Stanisław Toegel
Mediathek Sorted
Stanisław Toegel - Hörspiel von "COSMO Radio po polsku" auf Deutsch
Toegel’s cycles of caricatures were in no way intended for German readers, for the foreword was in Polish. The captions on the dark grey passe-partouts were also predominantly Polish, English and French – further evidence that they were mainly addressed to Polish readers who drew their reading material from the new Polish publishing houses and booksellers in Germany. The cycles of caricatures were conceived as art folders: there existed two editions, A and B. The A series were presumably autographed by the artist, for each sheet is numbered. In 1946 Toegel’s publishing house, Antoni Markiewicz, also published a folder containing four of his coloured printed caricatures entitled “Polski wojak na obczyźnie“ (Engl. The Polish soldier abroad). He had drawn these in the previous year during his time in the DP camp in Osnabruck and they were clearly aimed at comrades there. (ill. 11/1-11/5). The sequence only appeared in Polish and to date there is only one extant copy in the Polish National Library (Biblioteka Narodowa) in Warsaw. In 2008 a sequence of eight personally dedicated, water-coloured caricatures drawn by Toegel in 1946 showed up at an auction house in America. They portray Polish and American soldiers with their lady friends.
In 1947 Toegel began working with a new publisher in Celle, Tadeusz Starczewski, who also came from the circle of Polish displaced persons. It was said that during the German occupation of Poland in 1939/40 Starczewski was head of an active underground group called Szaniec (Engl. Bulwark) in Łódź: the group was attached to the radical national underground organisation, Związek Jaszczurczy (Engl. Federation of Lizards) that had been set up in October 1939 in Warsaw. Starczewski was a student at the time, and was known by his nickname Stary (Engl. The Old One). In summer 1940 he started an underground magazine, also called Szaniec, that changed its name in December to Pochodnia (Engl. The Torch). The printing house was in the apartment of the housekeeper to the priest of the congregation of Św. Jana Chrzciciela (St. John the Baptist) in Nowe Złotno. In March 1941 the Gestapo managed to track down the location of the printing house. Whereas all the priests attached to the church were arrested and sent to concentration camps, Starczewski managed to escape from the prison in ul. Sterlinga at Easter 1941. According to Starczewski, who was born in Łódź in 1911, he had been a chief editor at the ABC publishing house in Łódź from 1934 to 1939. From 1941 to 1943 he worked as a bookseller and publisher with his own printing press. In 1943 he was arrested once more and sent to the concentration camp in Auschwitz. From there he was moved to an outside camp in the Salzgitter suburb of Drütte, and spent the rest of the war as a political prisoner – he had a “red triangle” on his prisoner’s uniform – in the concentration camp at Bergen-Belsen from 8th July 1943 to 15th April 1945. Starczewski was registered in Celle on 1st November 1945. A short time later he applied for permission to set up a “printing house and sell books and periodicals in the Polish language to displaced persons in the camps”.
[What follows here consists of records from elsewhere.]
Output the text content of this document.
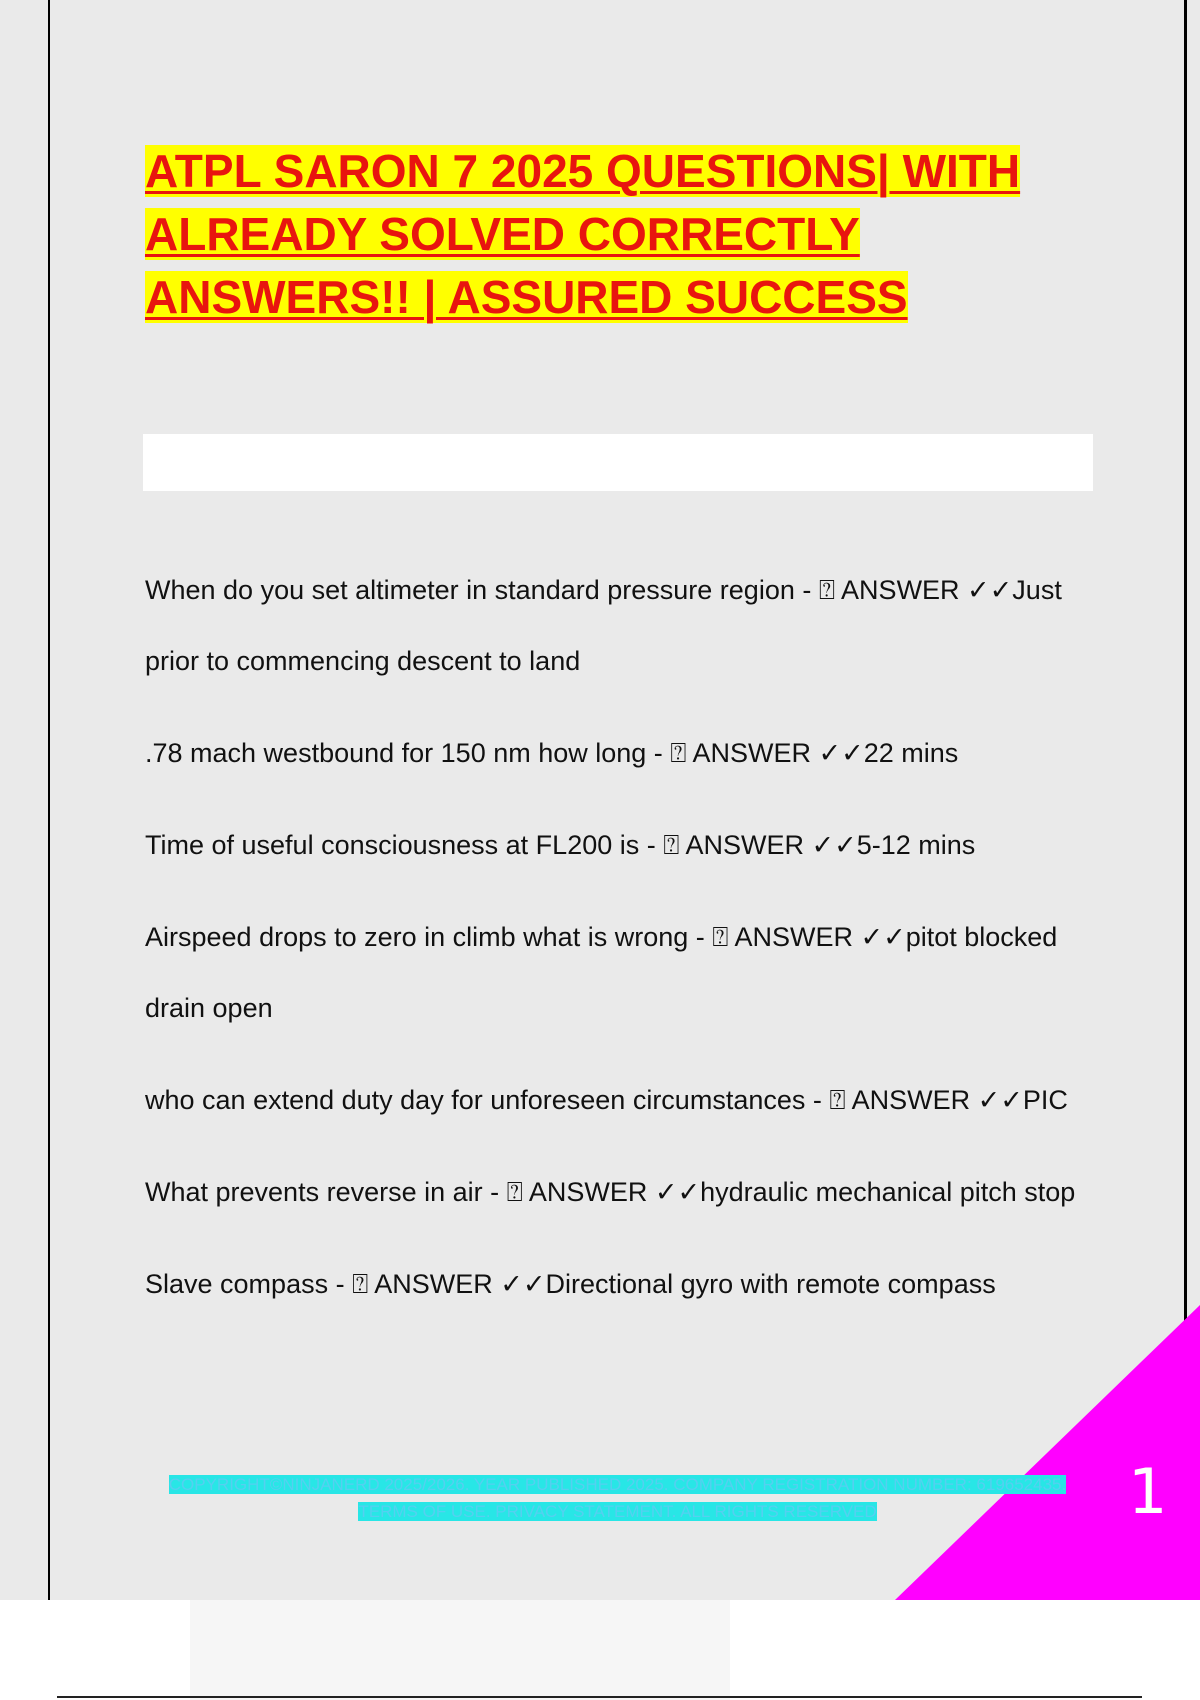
ATPL SARON 7 2025 QUESTIONS| WITH ALREADY SOLVED CORRECTLY ANSWERS!! | ASSURED SUCCESS

When do you set altimeter in standard pressure region - ⍰ ANSWER ✓✓Just prior to commencing descent to land

.78 mach westbound for 150 nm how long - ⍰ ANSWER ✓✓22 mins

Time of useful consciousness at FL200 is - ⍰ ANSWER ✓✓5-12 mins

Airspeed drops to zero in climb what is wrong - ⍰ ANSWER ✓✓pitot blocked drain open

who can extend duty day for unforeseen circumstances - ⍰ ANSWER ✓✓PIC

What prevents reverse in air - ⍰ ANSWER ✓✓hydraulic mechanical pitch stop

Slave compass - ⍰ ANSWER ✓✓Directional gyro with remote compass

COPYRIGHT©NINJANERD 2025/2026. YEAR PUBLISHED 2025. COMPANY REGISTRATION NUMBER: 619652435. TERMS OF USE. PRIVACY STATEMENT. ALL RIGHTS RESERVED	1
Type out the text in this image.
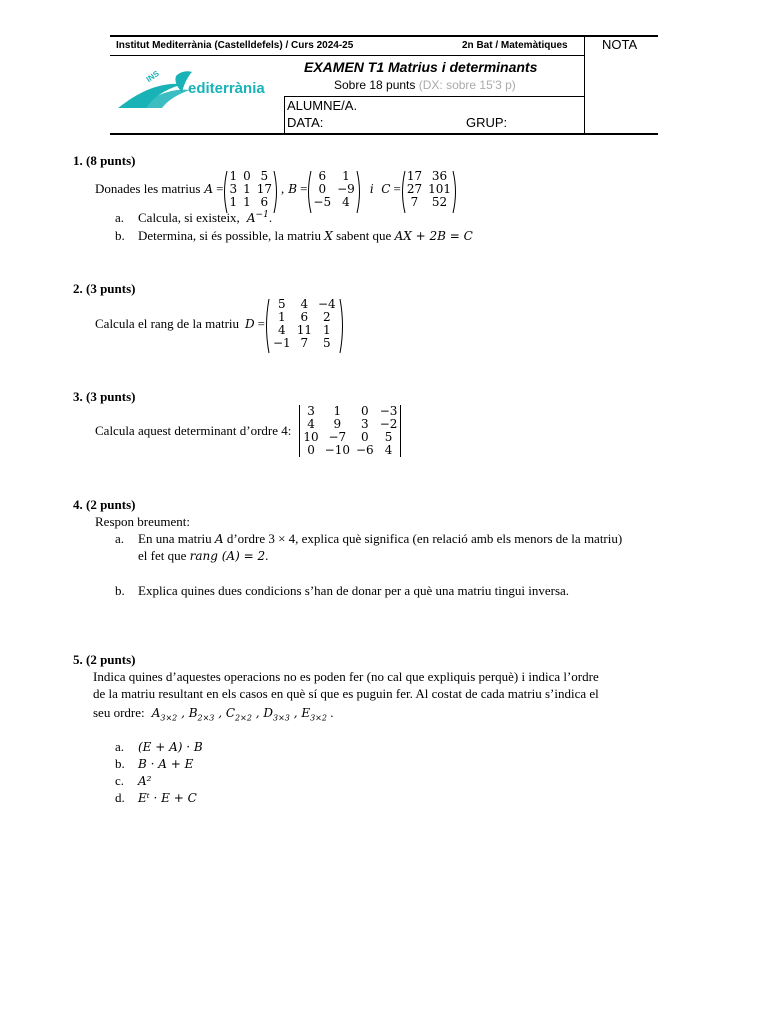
Institut Mediterrània (Castelldefels) / Curs 2024-25	2n Bat / Matemàtiques	NOTA
INS
editerrània
EXAMEN T1 Matrius i determinants
Sobre 18 punts (DX: sobre 15'3 p)
ALUMNE/A.
DATA:	GRUP:
1. (8 punts)
Donades les matrius A =
1	0	5
3	1	17
1	1	6
, B =
6	1
0	−9
−5	4
i  C =
17	36
27	101
7	52
a. Calcula, si existeix,  $A^{-1}$.
b. Determina, si és possible, la matriu X sabent que AX + 2B = C
2. (3 punts)
Calcula el rang de la matriu D =
5	4	−4
1	6	2
4	11	1
−1	7	5
3. (3 punts)
Calcula aquest determinant d’ordre 4:
3	1	0	−3
4	9	3	−2
10	−7	0	5
0	−10	−6	4
4. (2 punts)
Respon breument:
a. En una matriu A d’ordre 3 × 4, explica què significa (en relació amb els menors de la matriu)
el fet que rang (A) = 2.
b. Explica quines dues condicions s’han de donar per a què una matriu tingui inversa.
5. (2 punts)
Indica quines d’aquestes operacions no es poden fer (no cal que expliquis perquè) i indica l’ordre
de la matriu resultant en els casos en què sí que es puguin fer. Al costat de cada matriu s’indica el
seu ordre:  $A_{3\times 2}$ , $B_{2\times 3}$ , $C_{2\times 2}$ , $D_{3\times 3}$ , $E_{3\times 2}$ .
a. (E + A) · B
b. B · A + E
c. A²
d. Eᵗ · E + C
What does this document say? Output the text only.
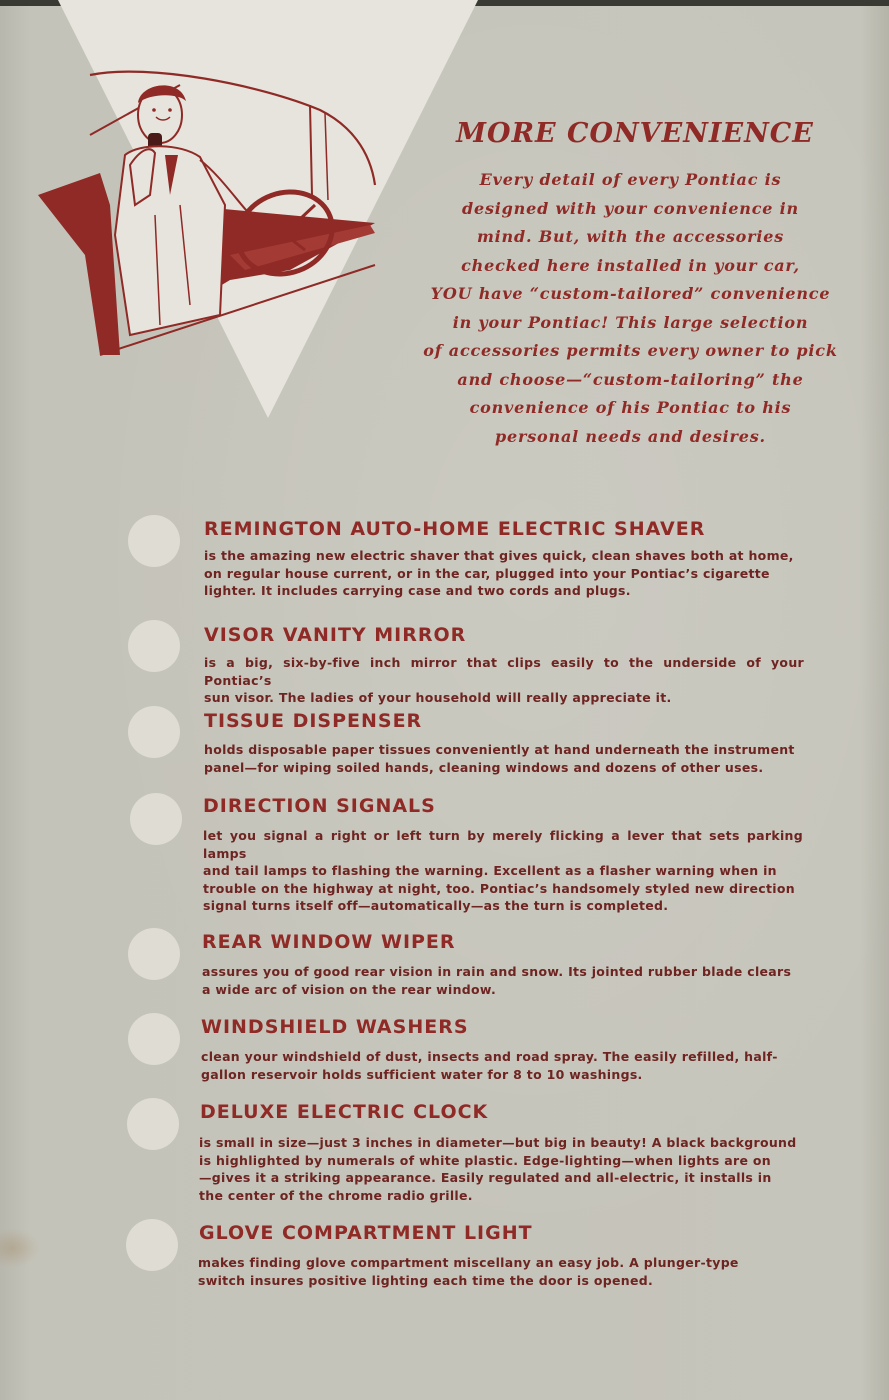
MORE CONVENIENCE

Every detail of every Pontiac is
designed with your convenience in
mind. But, with the accessories
checked here installed in your car,
YOU have “custom-tailored” convenience
in your Pontiac! This large selection
of accessories permits every owner to pick
and choose—“custom-tailoring” the
convenience of his Pontiac to his
personal needs and desires.

REMINGTON AUTO-HOME ELECTRIC SHAVER

is the amazing new electric shaver that gives quick, clean shaves both at home,
on regular house current, or in the car, plugged into your Pontiac’s cigarette
lighter. It includes carrying case and two cords and plugs.

VISOR VANITY MIRROR

is a big, six-by-five inch mirror that clips easily to the underside of your Pontiac’s
sun visor. The ladies of your household will really appreciate it.

TISSUE DISPENSER

holds disposable paper tissues conveniently at hand underneath the instrument
panel—for wiping soiled hands, cleaning windows and dozens of other uses.

DIRECTION SIGNALS

let you signal a right or left turn by merely flicking a lever that sets parking lamps
and tail lamps to flashing the warning. Excellent as a flasher warning when in
trouble on the highway at night, too. Pontiac’s handsomely styled new direction
signal turns itself off—automatically—as the turn is completed.

REAR WINDOW WIPER

assures you of good rear vision in rain and snow. Its jointed rubber blade clears
a wide arc of vision on the rear window.

WINDSHIELD WASHERS

clean your windshield of dust, insects and road spray. The easily refilled, half-
gallon reservoir holds sufficient water for 8 to 10 washings.

DELUXE ELECTRIC CLOCK

is small in size—just 3 inches in diameter—but big in beauty! A black background
is highlighted by numerals of white plastic. Edge-lighting—when lights are on
—gives it a striking appearance. Easily regulated and all-electric, it installs in
the center of the chrome radio grille.

GLOVE COMPARTMENT LIGHT

makes finding glove compartment miscellany an easy job. A plunger-type
switch insures positive lighting each time the door is opened.
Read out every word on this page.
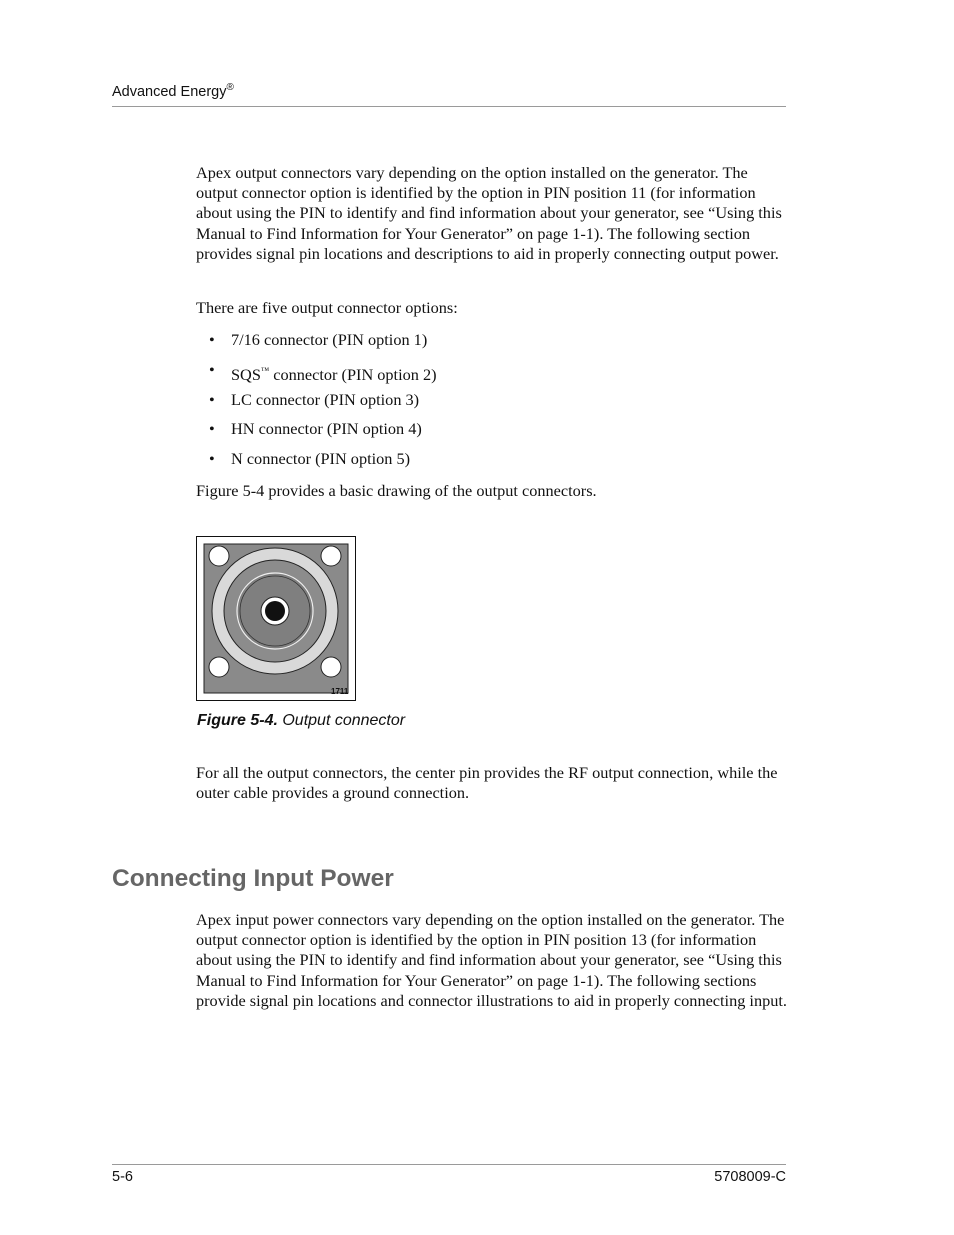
Advanced Energy®

Apex output connectors vary depending on the option installed on the generator. The output connector option is identified by the option in PIN position 11 (for information about using the PIN to identify and find information about your generator, see “Using this Manual to Find Information for Your Generator” on page 1-1). The following section provides signal pin locations and descriptions to aid in properly connecting output power.

There are five output connector options:

• 7/16 connector (PIN option 1)
• SQS™ connector (PIN option 2)
• LC connector (PIN option 3)
• HN connector (PIN option 4)
• N connector (PIN option 5)

Figure 5-4 provides a basic drawing of the output connectors.

1711
Figure 5-4. Output connector

For all the output connectors, the center pin provides the RF output connection, while the outer cable provides a ground connection.

Connecting Input Power

Apex input power connectors vary depending on the option installed on the generator. The output connector option is identified by the option in PIN position 13 (for information about using the PIN to identify and find information about your generator, see “Using this Manual to Find Information for Your Generator” on page 1-1). The following sections provide signal pin locations and connector illustrations to aid in properly connecting input.

5-6	5708009-C
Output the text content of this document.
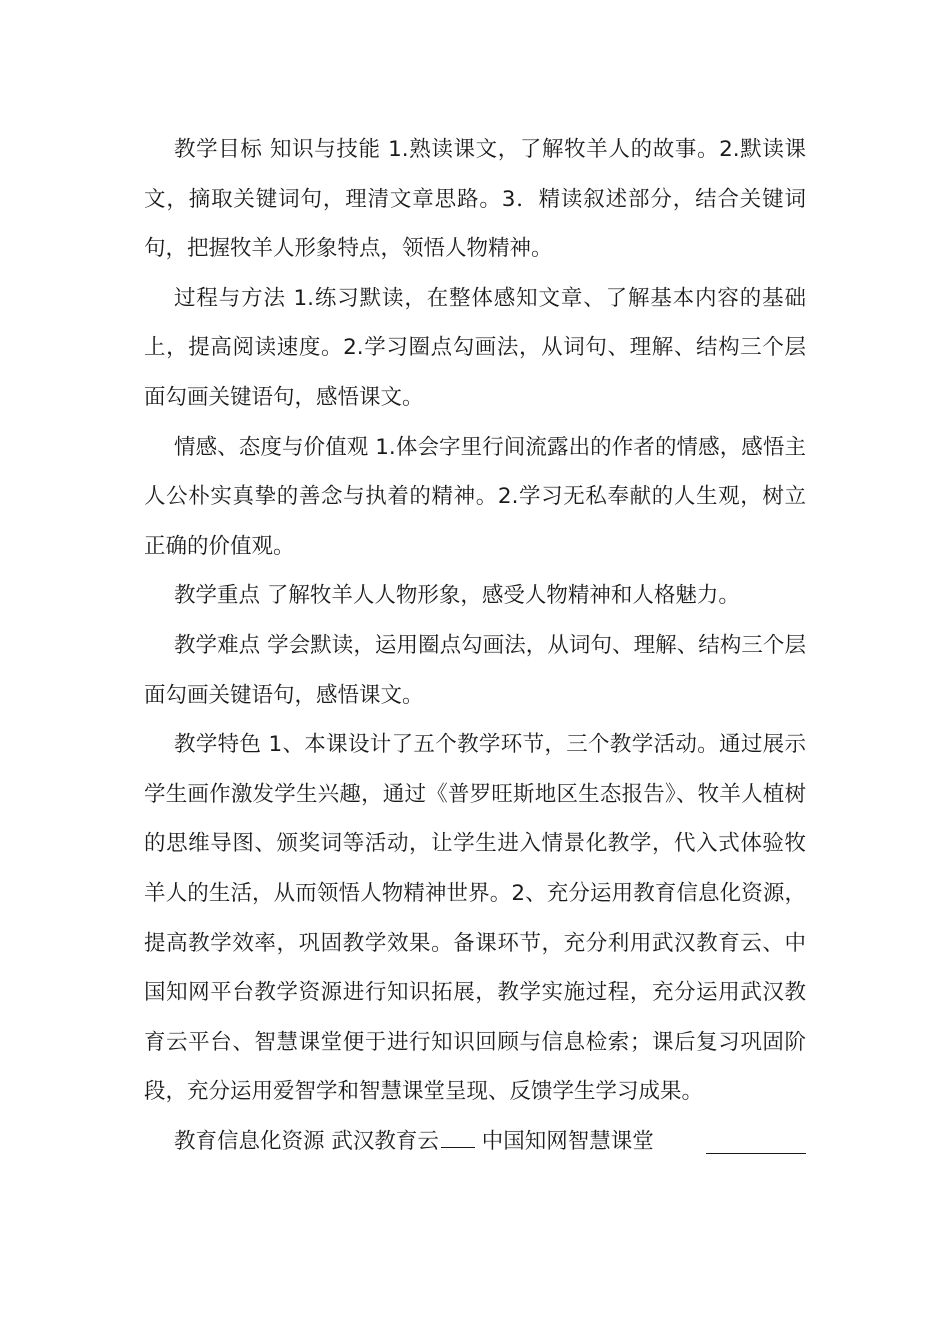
教学目标 知识与技能 1.熟读课文，了解牧羊人的故事。2.默读课文，摘取关键词句，理清文章思路。3．精读叙述部分，结合关键词句，把握牧羊人形象特点，领悟人物精神。

过程与方法 1.练习默读，在整体感知文章、了解基本内容的基础上，提高阅读速度。2.学习圈点勾画法，从词句、理解、结构三个层面勾画关键语句，感悟课文。

情感、态度与价值观 1.体会字里行间流露出的作者的情感，感悟主人公朴实真挚的善念与执着的精神。2.学习无私奉献的人生观，树立正确的价值观。

教学重点 了解牧羊人人物形象，感受人物精神和人格魅力。

教学难点 学会默读，运用圈点勾画法，从词句、理解、结构三个层面勾画关键语句，感悟课文。

教学特色 1、本课设计了五个教学环节，三个教学活动。通过展示学生画作激发学生兴趣，通过《普罗旺斯地区生态报告》、牧羊人植树的思维导图、颁奖词等活动，让学生进入情景化教学，代入式体验牧羊人的生活，从而领悟人物精神世界。2、充分运用教育信息化资源，提高教学效率，巩固教学效果。备课环节，充分利用武汉教育云、中国知网平台教学资源进行知识拓展，教学实施过程，充分运用武汉教育云平台、智慧课堂便于进行知识回顾与信息检索；课后复习巩固阶段，充分运用爱智学和智慧课堂呈现、反馈学生学习成果。

教育信息化资源 武汉教育云 中国知网智慧课堂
The first of his publications, which he edited himself, was a magazine for the Polish inmates in the DP camp. It appeared in 1945 under the title Strażnica. Czasopismo dla harcerzy (Engl. Watchtower. The Boy Scouts Weekly for the Polish Boy Scouts Association Abroad – the scout company in Celle (Związek Harcerstwa Polskiego poza Granicami Kraju – Komenda Hufca Harcerzy [Celle]). Strażnica was also the name of the publishing house run by Starczewski in Celle. In 1947 he published several paperback titles including a collection of poems entitled “Szlak tęsknoty” (Engl. Traces of Yearning) by the Polish pilot Zygmunt Witymir Bieńkowski (1913-1979), who had been shot down over Wesel in 1945 and sent to a POW camp; “Partyzanckim szlakiem” (Engl. The Partisan’s Route) by Jerzy Szczepańczyk; “Skarb śląski” (Engl. The Silesian Treasure) by the writer and resistance fighter, Sofia Kossak-Szczucka (1889-1968); “O zmierzchu nowele” (Engl. Stories by Nightfall) by Zbigniew Topór-Krygler, a soldier in the Polish Home Army; “Nowele wybrane” (Engl. Selected Short Stories) by the Polish writer, Bolesław Prus (1847-1912); and also in 1948 a 68-page paperback in German entitled “Der kleine Betriebsberater in Organisationsfragen” (Engl. A Short Business Advisor on Organisation Questions) by Erich Gammelin. In 1948 Starczewski once mre applied for permission to publish a magazine for displaced persons in Polish entitled Strażnica ( it only lasted until 1949). In the same year Starczewski left Celle for an unknown destination, and disappeared without trace.